DNA Binding by the Escherichia coli MinC–MinD Complex Requires the MinC Interdomain Linker

The Escherichia coli Min system, composed of the proteins MinC, MinD, and MinE, is crucial for directing septum formation at mid-cell. MinD has also been shown to bind DNA in a non-sequence-specific manner and to tether plasmid DNA to liposomes. A role for the Min system in chromosome segregation has been proposed, whereby repeated, transient membrane-tethering events mediated by MinD could help prevent backward movements of the duplicated chromosomes once entropic forces weaken. However, the contribution of the other Min proteins to DNA binding has remained unclear.
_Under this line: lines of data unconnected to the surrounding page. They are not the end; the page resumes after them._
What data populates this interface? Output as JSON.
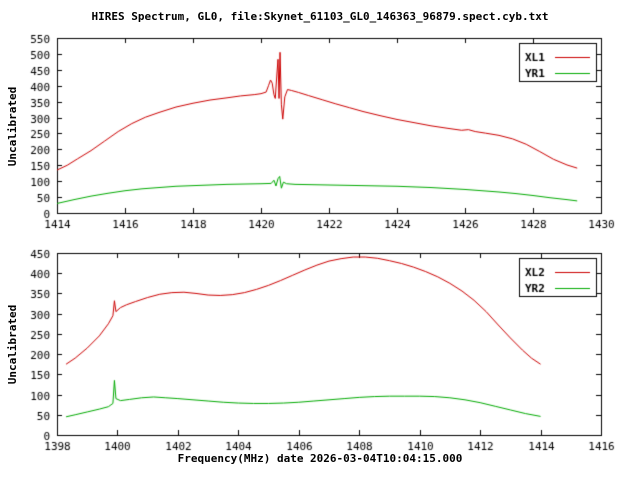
{
  "title": "HIRES Spectrum, GL0, file:Skynet_61103_GL0_146363_96879.spect.cyb.txt",
  "xlabel": "Frequency(MHz) date 2026-03-04T10:04:15.000",
  "colors": {
    "background": "#ffffff",
    "axis": "#000000",
    "red": "#cc0000",
    "green": "#00aa00"
  },
  "chart_data": [
    {
      "type": "line",
      "ylabel": "Uncalibrated",
      "xlim": [
        1414,
        1430
      ],
      "ylim": [
        0,
        550
      ],
      "xtick_step": 2,
      "ytick_step": 50,
      "grid": false,
      "legend_position": "top-right",
      "series": [
        {
          "name": "XL1",
          "color": "#cc0000",
          "points": [
            [
              1414.0,
              135
            ],
            [
              1414.3,
              150
            ],
            [
              1414.6,
              170
            ],
            [
              1415.0,
              196
            ],
            [
              1415.4,
              226
            ],
            [
              1415.8,
              256
            ],
            [
              1416.2,
              281
            ],
            [
              1416.6,
              301
            ],
            [
              1417.0,
              316
            ],
            [
              1417.5,
              333
            ],
            [
              1418.0,
              345
            ],
            [
              1418.5,
              355
            ],
            [
              1419.0,
              362
            ],
            [
              1419.4,
              368
            ],
            [
              1419.8,
              372
            ],
            [
              1420.0,
              375
            ],
            [
              1420.15,
              380
            ],
            [
              1420.22,
              400
            ],
            [
              1420.28,
              418
            ],
            [
              1420.33,
              408
            ],
            [
              1420.38,
              372
            ],
            [
              1420.42,
              360
            ],
            [
              1420.47,
              440
            ],
            [
              1420.5,
              483
            ],
            [
              1420.53,
              360
            ],
            [
              1420.56,
              505
            ],
            [
              1420.6,
              340
            ],
            [
              1420.64,
              295
            ],
            [
              1420.7,
              365
            ],
            [
              1420.78,
              388
            ],
            [
              1420.9,
              385
            ],
            [
              1421.1,
              379
            ],
            [
              1421.4,
              369
            ],
            [
              1421.8,
              356
            ],
            [
              1422.2,
              343
            ],
            [
              1422.6,
              331
            ],
            [
              1423.0,
              319
            ],
            [
              1423.5,
              306
            ],
            [
              1424.0,
              294
            ],
            [
              1424.5,
              284
            ],
            [
              1425.0,
              274
            ],
            [
              1425.5,
              266
            ],
            [
              1425.9,
              260
            ],
            [
              1426.1,
              262
            ],
            [
              1426.3,
              256
            ],
            [
              1426.6,
              251
            ],
            [
              1427.0,
              244
            ],
            [
              1427.4,
              233
            ],
            [
              1427.8,
              216
            ],
            [
              1428.2,
              193
            ],
            [
              1428.6,
              169
            ],
            [
              1429.0,
              151
            ],
            [
              1429.3,
              141
            ]
          ]
        },
        {
          "name": "YR1",
          "color": "#00aa00",
          "points": [
            [
              1414.0,
              30
            ],
            [
              1414.5,
              42
            ],
            [
              1415.0,
              53
            ],
            [
              1415.5,
              62
            ],
            [
              1416.0,
              70
            ],
            [
              1416.5,
              76
            ],
            [
              1417.0,
              80
            ],
            [
              1417.5,
              84
            ],
            [
              1418.0,
              86
            ],
            [
              1418.5,
              88
            ],
            [
              1419.0,
              90
            ],
            [
              1419.5,
              91
            ],
            [
              1420.0,
              92
            ],
            [
              1420.3,
              93
            ],
            [
              1420.38,
              103
            ],
            [
              1420.44,
              85
            ],
            [
              1420.5,
              108
            ],
            [
              1420.55,
              115
            ],
            [
              1420.6,
              78
            ],
            [
              1420.66,
              97
            ],
            [
              1420.75,
              92
            ],
            [
              1421.0,
              90
            ],
            [
              1421.5,
              89
            ],
            [
              1422.0,
              88
            ],
            [
              1422.5,
              87
            ],
            [
              1423.0,
              86
            ],
            [
              1423.5,
              85
            ],
            [
              1424.0,
              84
            ],
            [
              1424.5,
              82
            ],
            [
              1425.0,
              80
            ],
            [
              1425.5,
              77
            ],
            [
              1426.0,
              74
            ],
            [
              1426.5,
              70
            ],
            [
              1427.0,
              66
            ],
            [
              1427.5,
              61
            ],
            [
              1428.0,
              55
            ],
            [
              1428.5,
              48
            ],
            [
              1429.0,
              42
            ],
            [
              1429.3,
              38
            ]
          ]
        }
      ]
    },
    {
      "type": "line",
      "ylabel": "Uncalibrated",
      "xlim": [
        1398,
        1416
      ],
      "ylim": [
        0,
        450
      ],
      "xtick_step": 2,
      "ytick_step": 50,
      "grid": false,
      "legend_position": "top-right",
      "series": [
        {
          "name": "XL2",
          "color": "#cc0000",
          "points": [
            [
              1398.3,
              175
            ],
            [
              1398.6,
              190
            ],
            [
              1399.0,
              215
            ],
            [
              1399.4,
              245
            ],
            [
              1399.7,
              275
            ],
            [
              1399.85,
              295
            ],
            [
              1399.9,
              332
            ],
            [
              1399.95,
              305
            ],
            [
              1400.1,
              315
            ],
            [
              1400.3,
              322
            ],
            [
              1400.6,
              330
            ],
            [
              1401.0,
              340
            ],
            [
              1401.4,
              348
            ],
            [
              1401.8,
              352
            ],
            [
              1402.2,
              353
            ],
            [
              1402.6,
              350
            ],
            [
              1403.0,
              346
            ],
            [
              1403.4,
              345
            ],
            [
              1403.8,
              347
            ],
            [
              1404.2,
              352
            ],
            [
              1404.6,
              360
            ],
            [
              1405.0,
              370
            ],
            [
              1405.4,
              382
            ],
            [
              1405.8,
              395
            ],
            [
              1406.2,
              408
            ],
            [
              1406.6,
              420
            ],
            [
              1407.0,
              430
            ],
            [
              1407.4,
              436
            ],
            [
              1407.8,
              440
            ],
            [
              1408.2,
              440
            ],
            [
              1408.6,
              437
            ],
            [
              1409.0,
              431
            ],
            [
              1409.4,
              424
            ],
            [
              1409.8,
              415
            ],
            [
              1410.2,
              404
            ],
            [
              1410.6,
              391
            ],
            [
              1411.0,
              375
            ],
            [
              1411.4,
              356
            ],
            [
              1411.8,
              333
            ],
            [
              1412.2,
              305
            ],
            [
              1412.6,
              272
            ],
            [
              1413.0,
              240
            ],
            [
              1413.4,
              210
            ],
            [
              1413.7,
              190
            ],
            [
              1414.0,
              175
            ]
          ]
        },
        {
          "name": "YR2",
          "color": "#00aa00",
          "points": [
            [
              1398.3,
              45
            ],
            [
              1398.6,
              50
            ],
            [
              1399.0,
              57
            ],
            [
              1399.4,
              64
            ],
            [
              1399.7,
              70
            ],
            [
              1399.85,
              78
            ],
            [
              1399.9,
              135
            ],
            [
              1399.95,
              90
            ],
            [
              1400.1,
              85
            ],
            [
              1400.4,
              88
            ],
            [
              1400.8,
              92
            ],
            [
              1401.2,
              94
            ],
            [
              1401.6,
              92
            ],
            [
              1402.0,
              90
            ],
            [
              1402.5,
              87
            ],
            [
              1403.0,
              84
            ],
            [
              1403.5,
              81
            ],
            [
              1404.0,
              79
            ],
            [
              1404.5,
              78
            ],
            [
              1405.0,
              78
            ],
            [
              1405.5,
              79
            ],
            [
              1406.0,
              81
            ],
            [
              1406.5,
              84
            ],
            [
              1407.0,
              87
            ],
            [
              1407.5,
              90
            ],
            [
              1408.0,
              93
            ],
            [
              1408.5,
              95
            ],
            [
              1409.0,
              96
            ],
            [
              1409.5,
              96
            ],
            [
              1410.0,
              96
            ],
            [
              1410.5,
              95
            ],
            [
              1411.0,
              92
            ],
            [
              1411.5,
              87
            ],
            [
              1412.0,
              80
            ],
            [
              1412.5,
              71
            ],
            [
              1413.0,
              62
            ],
            [
              1413.5,
              53
            ],
            [
              1414.0,
              46
            ]
          ]
        }
      ]
    }
  ]
}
Here, we demonstrate that DNA binding is strongly enhanced when MinD and MinC form a complex, while MinE and FtsZ (at high concentrations) interfere with this binding. We reveal a critical role for the linker connecting MinC’s N- and C-terminal domains in both DNA binding and inhibition of FtsZ polymerization. E. coli strains expressing MinC linker variants from the native locus, in combination with the alpha subunit of HU tagged with GFP, display chromosomes that appear more spread throughout the cell. This phenotype could reflect reduced compaction, chromosome segregation defects, or a combination of both.

These findings suggest a previously unrecognized role for the MinC linker in DNA binding and provide new insights into a potential physiological role of MinCD-DNA bnding in chromosome organization and/or dynamics.